Archive for the ‘Medicine’ Category

UK embraces being “cared to death”

November 1, 2012

I have posted earlier about the disturbing ethical questions with the “Care Pathways” in the UK  which operate in the grey zone between euthanasia and execution.

But it is more than just disturbing when UK hospitals run by NHS trusts apparently get financial benefits if they increase the number of terminally-ill patients who are put onto the so-called “Care Pathways”. Once someone is “put on a Care Pathway” they are effectively written off. Medication may be withdrawn, water and food may be withheld and any chance of continuing to live or of any recovery are removed – intentionally – from the equation.  “Care” is provided but now with the intention of causing death. The sooner such patients die the better the use of resources!

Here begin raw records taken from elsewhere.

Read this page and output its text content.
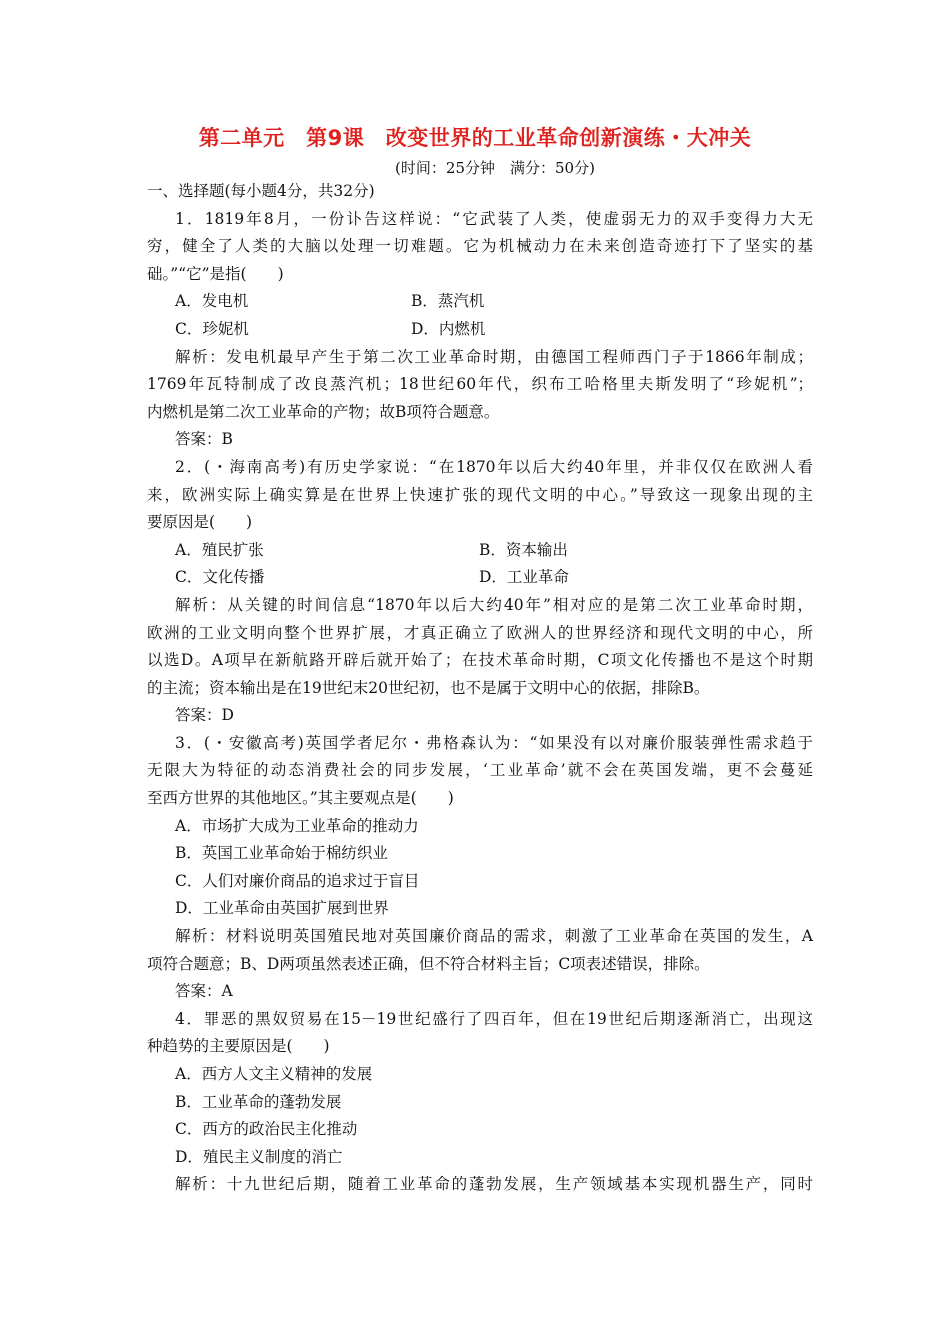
第二单元　第9课　改变世界的工业革命创新演练・大冲关
(时间：25分钟　满分：50分)
一、选择题(每小题4分，共32分)
1．1819年8月，一份讣告这样说：“它武装了人类，使虚弱无力的双手变得力大无
穷，健全了人类的大脑以处理一切难题。它为机械动力在未来创造奇迹打下了坚实的基
础。”“它”是指(　　)
A．发电机	B．蒸汽机
C．珍妮机	D．内燃机
解析：发电机最早产生于第二次工业革命时期，由德国工程师西门子于1866年制成；
1769年瓦特制成了改良蒸汽机；18世纪60年代，织布工哈格里夫斯发明了“珍妮机”；
内燃机是第二次工业革命的产物；故B项符合题意。
答案：B
2．(・海南高考)有历史学家说：“在1870年以后大约40年里，并非仅仅在欧洲人看
来，欧洲实际上确实算是在世界上快速扩张的现代文明的中心。”导致这一现象出现的主
要原因是(　　)
A．殖民扩张	B．资本输出
C．文化传播	D．工业革命
解析：从关键的时间信息“1870年以后大约40年”相对应的是第二次工业革命时期，
欧洲的工业文明向整个世界扩展，才真正确立了欧洲人的世界经济和现代文明的中心，所
以选D。A项早在新航路开辟后就开始了；在技术革命时期，C项文化传播也不是这个时期
的主流；资本输出是在19世纪末20世纪初，也不是属于文明中心的依据，排除B。
答案：D
3．(・安徽高考)英国学者尼尔・弗格森认为：“如果没有以对廉价服装弹性需求趋于
无限大为特征的动态消费社会的同步发展，‘工业革命’就不会在英国发端，更不会蔓延
至西方世界的其他地区。”其主要观点是(　　)
A．市场扩大成为工业革命的推动力
B．英国工业革命始于棉纺织业
C．人们对廉价商品的追求过于盲目
D．工业革命由英国扩展到世界
解析：材料说明英国殖民地对英国廉价商品的需求，刺激了工业革命在英国的发生，A
项符合题意；B、D两项虽然表述正确，但不符合材料主旨；C项表述错误，排除。
答案：A
4．罪恶的黑奴贸易在15－19世纪盛行了四百年，但在19世纪后期逐渐消亡，出现这
种趋势的主要原因是(　　)
A．西方人文主义精神的发展
B．工业革命的蓬勃发展
C．西方的政治民主化推动
D．殖民主义制度的消亡
解析：十九世纪后期，随着工业革命的蓬勃发展，生产领域基本实现机器生产，同时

I cannot see how any “Care Pathway” where there is an incentive to ensure that a patient dies and dies quickly can be anything other than an intentional termination of life. But is it euthanasia or is it murder or is it an execution?

Where the patient truly wishes to die it is effectively euthanasia. But where the patient would wish to live if he could only get better we get into a dangerous zone between euthanasia and execution. Can all attempts to “make the patient better” be abandoned by a hospital because someone other than the patient has decided that the patient cannot get better? When it is relatives who are pushing to get the patient onto a “Care Pathway” it comes close to murder. And when it is the hospitals or the hospital staff who are “incentivised” to get the patient onto the “Care Pathway” it gets close to being an execution. The decision to put someone onto a “Care Pathway” is itself then an irrevocable sentence of death. Why not – having passed sentence –  just give them a quick, quiet lethal injection after putting them on a “Care Pathway”? Why go through the charade of care while ensuring the patients rapid demise? The 33 hours these patients survive on average after being put on a “Care Pathway” could be reduced to zero. Why not provide incentives to hospitals to

  • maximise the number of patients put onto a “Care Pathway”, and then
  • minimise the amount of time spent on such a Pathway?

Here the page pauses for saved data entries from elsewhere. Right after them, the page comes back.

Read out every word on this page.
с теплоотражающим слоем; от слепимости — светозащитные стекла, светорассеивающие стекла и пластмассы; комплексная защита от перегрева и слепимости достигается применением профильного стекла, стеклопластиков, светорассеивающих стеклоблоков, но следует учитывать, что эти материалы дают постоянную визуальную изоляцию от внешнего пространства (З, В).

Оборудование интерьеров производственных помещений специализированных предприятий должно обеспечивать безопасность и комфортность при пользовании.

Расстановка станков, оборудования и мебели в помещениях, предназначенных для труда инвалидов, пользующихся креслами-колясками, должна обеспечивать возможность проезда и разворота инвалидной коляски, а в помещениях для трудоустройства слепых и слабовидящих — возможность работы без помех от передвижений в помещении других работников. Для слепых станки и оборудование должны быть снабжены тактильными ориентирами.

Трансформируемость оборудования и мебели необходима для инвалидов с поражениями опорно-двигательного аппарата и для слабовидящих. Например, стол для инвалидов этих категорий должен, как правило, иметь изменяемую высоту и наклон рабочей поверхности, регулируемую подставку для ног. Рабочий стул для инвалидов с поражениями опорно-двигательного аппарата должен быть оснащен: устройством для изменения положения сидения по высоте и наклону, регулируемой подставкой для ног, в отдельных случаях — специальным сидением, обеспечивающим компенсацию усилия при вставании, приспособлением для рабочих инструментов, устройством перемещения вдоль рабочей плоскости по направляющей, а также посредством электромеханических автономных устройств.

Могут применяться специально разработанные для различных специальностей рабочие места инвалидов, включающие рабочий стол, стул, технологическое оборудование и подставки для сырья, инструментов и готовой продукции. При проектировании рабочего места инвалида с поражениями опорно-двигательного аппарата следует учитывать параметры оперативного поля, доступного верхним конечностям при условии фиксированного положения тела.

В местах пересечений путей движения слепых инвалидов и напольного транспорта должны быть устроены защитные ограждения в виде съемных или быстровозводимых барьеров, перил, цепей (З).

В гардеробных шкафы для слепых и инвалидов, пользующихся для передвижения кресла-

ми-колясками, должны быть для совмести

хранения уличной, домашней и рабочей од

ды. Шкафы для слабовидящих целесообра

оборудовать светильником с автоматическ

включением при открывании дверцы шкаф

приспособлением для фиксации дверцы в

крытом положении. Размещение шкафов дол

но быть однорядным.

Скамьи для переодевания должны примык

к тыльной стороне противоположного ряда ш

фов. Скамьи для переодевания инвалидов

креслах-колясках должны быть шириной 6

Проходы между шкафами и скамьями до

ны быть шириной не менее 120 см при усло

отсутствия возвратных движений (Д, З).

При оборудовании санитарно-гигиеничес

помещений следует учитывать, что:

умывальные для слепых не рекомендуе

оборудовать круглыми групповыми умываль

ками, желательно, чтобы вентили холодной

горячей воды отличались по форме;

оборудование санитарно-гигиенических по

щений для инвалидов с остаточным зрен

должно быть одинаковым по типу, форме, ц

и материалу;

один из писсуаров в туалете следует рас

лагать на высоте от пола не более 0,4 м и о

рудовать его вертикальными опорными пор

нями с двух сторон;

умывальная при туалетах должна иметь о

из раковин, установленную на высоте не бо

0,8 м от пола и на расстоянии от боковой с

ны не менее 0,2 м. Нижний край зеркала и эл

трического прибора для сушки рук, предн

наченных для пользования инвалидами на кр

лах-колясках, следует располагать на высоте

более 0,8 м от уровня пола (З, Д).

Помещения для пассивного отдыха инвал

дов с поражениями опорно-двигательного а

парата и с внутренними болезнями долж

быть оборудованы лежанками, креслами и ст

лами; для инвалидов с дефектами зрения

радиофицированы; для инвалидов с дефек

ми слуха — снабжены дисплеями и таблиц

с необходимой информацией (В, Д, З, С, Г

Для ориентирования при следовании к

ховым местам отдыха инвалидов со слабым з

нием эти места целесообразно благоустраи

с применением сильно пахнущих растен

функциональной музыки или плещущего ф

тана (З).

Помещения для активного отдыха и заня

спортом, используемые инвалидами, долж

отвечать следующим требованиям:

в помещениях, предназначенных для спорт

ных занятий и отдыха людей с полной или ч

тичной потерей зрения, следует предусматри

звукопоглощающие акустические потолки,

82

This could get rid of many hundreds – if not thousands – of problematic and elderly patients who only absorb resources, no longer provide any useful contribution to society and are just a pain for their relatives. It would not be a very large step to converting the corpses to Soylent Green.

The Telegraph: 

The majority of hospitals in England are being given financial rewards for placing terminally-ill patients on a controversial “pathway” to death…

Almost two thirds of NHS trusts using the Liverpool Care Pathway have received payouts totalling millions of pounds for hitting targets related to its use, research for The Daily Telegraph shows.

The figures, obtained under the Freedom of Information Act, reveal the full scale of financial inducements for the first time.

They suggest that about 85 per cent of trusts have now adopted the regime, which can involve the removal of hydration and nutrition from dying patients.

More than six out of 10 of those trusts – just over half of the total – have received or are due to receive financial rewards for doing so amounting to at least £12million. 

At many hospitals more than 50 per cent of all patients who died had been placed on the pathway and in one case the proportion of forseeable deaths on the pathway was almost nine out of 10.

Last night the Department of Health insisted that the payments could help ensure that people were “treated with dignity in their final days and hours”.

But opponents described it as “absolutely shocking” that hospitals could be paid to employ potentially “lethal” treatments. ……

The Liverpool Care Pathway: Euthanasia? Or is it execution of the elderly – for convenience?

October 17, 2012

An article in The Telegraph caught my eye while watching the US Presidential debate at my hotel.

A rather disturbing development in the UK and I don’t  like the ethics of the situation. Euthanasia is voluntary but I am not sure that the Liverpool Care Pathway is. It is a pathway which leads to the death of the patient /victim in about 33 hours. I wonder who this pathway serves? At first sight it seems to be primarily for the benefit of hospitals and doctors and health care system costs. Perhaps for relatives.

The Telegraph:

Mary Cooper, 79, died a few days after being put on the Liverpool Care Pathway at the Queen Elizabeth Hospital in King’s Lynn, Norfolk.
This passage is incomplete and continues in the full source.